We then ascended the bima, individually placed a white rose in the basket of flowers already positioned there and said:
We offer this flower as a sign of our Judaism. May it ever flourish with the beauty of relevance, with the sweet aroma of genuineness, and with a simple elegance which inspires us to become all of which we are capable.Back then, the struggle of Soviet Jews was relevant and, for me, very real. While most of my classmates were studying Spanish or French, I was tackling the Cyrillic alphabet, and trying to distinguish da from nyet and zdrasvuytye from dosvidaniya. While doing so, I was well aware that Anatoly Shcharansky (as he was known at the time) was newly imprisoned, that Eduard Kuznetsov was newly released, and that longtime family friends were intimately involved in resettling a Russian immigrant family of five--mother, father, grandmother and two teens, Felix and Natasha--newly arrived in America. My connection to this family, the Brevenders, and the Judaism we shared became the basis for my own remarks that evening.
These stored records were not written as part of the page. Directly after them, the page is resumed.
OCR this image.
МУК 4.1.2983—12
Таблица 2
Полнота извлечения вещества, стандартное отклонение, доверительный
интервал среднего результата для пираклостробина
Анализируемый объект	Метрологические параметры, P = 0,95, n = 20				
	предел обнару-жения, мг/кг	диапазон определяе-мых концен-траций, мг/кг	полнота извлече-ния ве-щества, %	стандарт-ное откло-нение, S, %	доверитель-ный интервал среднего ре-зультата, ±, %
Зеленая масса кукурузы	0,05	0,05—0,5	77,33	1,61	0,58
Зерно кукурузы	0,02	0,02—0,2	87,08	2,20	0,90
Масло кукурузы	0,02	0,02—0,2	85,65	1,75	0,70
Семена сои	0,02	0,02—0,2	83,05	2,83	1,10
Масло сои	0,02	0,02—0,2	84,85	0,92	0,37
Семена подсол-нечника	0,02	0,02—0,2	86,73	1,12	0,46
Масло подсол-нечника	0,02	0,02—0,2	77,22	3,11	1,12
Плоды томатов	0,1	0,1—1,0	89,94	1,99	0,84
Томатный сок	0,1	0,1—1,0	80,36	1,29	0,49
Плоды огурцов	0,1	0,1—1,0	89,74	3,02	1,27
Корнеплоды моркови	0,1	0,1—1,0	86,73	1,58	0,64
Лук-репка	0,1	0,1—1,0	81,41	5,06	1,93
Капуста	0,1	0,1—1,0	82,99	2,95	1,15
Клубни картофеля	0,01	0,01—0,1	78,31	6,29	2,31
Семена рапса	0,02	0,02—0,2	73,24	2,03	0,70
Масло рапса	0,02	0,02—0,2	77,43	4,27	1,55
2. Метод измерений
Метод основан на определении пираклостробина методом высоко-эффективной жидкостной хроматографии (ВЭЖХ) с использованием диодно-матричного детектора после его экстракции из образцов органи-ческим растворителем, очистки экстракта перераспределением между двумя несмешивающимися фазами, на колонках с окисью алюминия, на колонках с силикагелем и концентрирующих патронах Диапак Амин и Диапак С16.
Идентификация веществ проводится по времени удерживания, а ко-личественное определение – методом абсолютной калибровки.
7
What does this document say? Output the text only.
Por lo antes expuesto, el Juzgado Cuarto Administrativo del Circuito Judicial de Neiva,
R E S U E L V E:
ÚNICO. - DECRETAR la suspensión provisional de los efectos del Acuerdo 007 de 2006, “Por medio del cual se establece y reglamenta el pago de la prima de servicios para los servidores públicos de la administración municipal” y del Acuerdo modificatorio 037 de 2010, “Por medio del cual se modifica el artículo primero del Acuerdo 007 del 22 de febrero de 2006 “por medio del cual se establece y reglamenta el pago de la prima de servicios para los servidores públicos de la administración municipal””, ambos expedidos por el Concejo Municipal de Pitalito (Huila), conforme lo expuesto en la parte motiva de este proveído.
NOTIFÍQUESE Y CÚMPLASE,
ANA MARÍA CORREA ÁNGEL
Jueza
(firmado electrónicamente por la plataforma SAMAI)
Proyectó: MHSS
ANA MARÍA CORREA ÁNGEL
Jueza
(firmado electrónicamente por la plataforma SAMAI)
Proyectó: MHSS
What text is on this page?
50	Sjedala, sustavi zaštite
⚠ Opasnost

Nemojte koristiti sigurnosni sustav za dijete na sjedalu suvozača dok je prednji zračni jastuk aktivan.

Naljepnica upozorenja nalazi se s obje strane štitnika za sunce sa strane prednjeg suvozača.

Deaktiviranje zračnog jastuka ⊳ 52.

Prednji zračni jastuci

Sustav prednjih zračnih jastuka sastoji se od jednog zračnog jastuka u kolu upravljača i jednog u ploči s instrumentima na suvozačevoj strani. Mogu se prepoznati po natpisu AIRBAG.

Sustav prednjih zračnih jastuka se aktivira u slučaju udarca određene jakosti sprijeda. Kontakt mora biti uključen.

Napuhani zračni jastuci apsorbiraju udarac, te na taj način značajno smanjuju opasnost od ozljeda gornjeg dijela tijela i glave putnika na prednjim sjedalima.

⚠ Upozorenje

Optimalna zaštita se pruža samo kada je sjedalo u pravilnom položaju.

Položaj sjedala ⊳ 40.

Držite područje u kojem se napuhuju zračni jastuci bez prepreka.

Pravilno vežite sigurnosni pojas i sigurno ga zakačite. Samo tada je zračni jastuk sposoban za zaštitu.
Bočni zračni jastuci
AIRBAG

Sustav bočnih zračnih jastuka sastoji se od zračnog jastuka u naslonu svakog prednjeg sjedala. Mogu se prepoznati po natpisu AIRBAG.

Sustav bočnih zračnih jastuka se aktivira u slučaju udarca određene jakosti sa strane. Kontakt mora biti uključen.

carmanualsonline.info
Although they stayed in central New Jersey only a short while before moving on to Philadelphia, their brief presence in our midst has stayed with me these many years. I recall that as anxious as they were to learn English and American ways, so too did they hunger for knowledge of Judaism and the customs and rituals of our tradition—for which they all had sacrificed so much.
The white roses from that confirmation evening withered and died long ago, but not so the commitment to Judaism they embodied. That commitment lives deep within me and, I like to believe, within the Brevenders as well.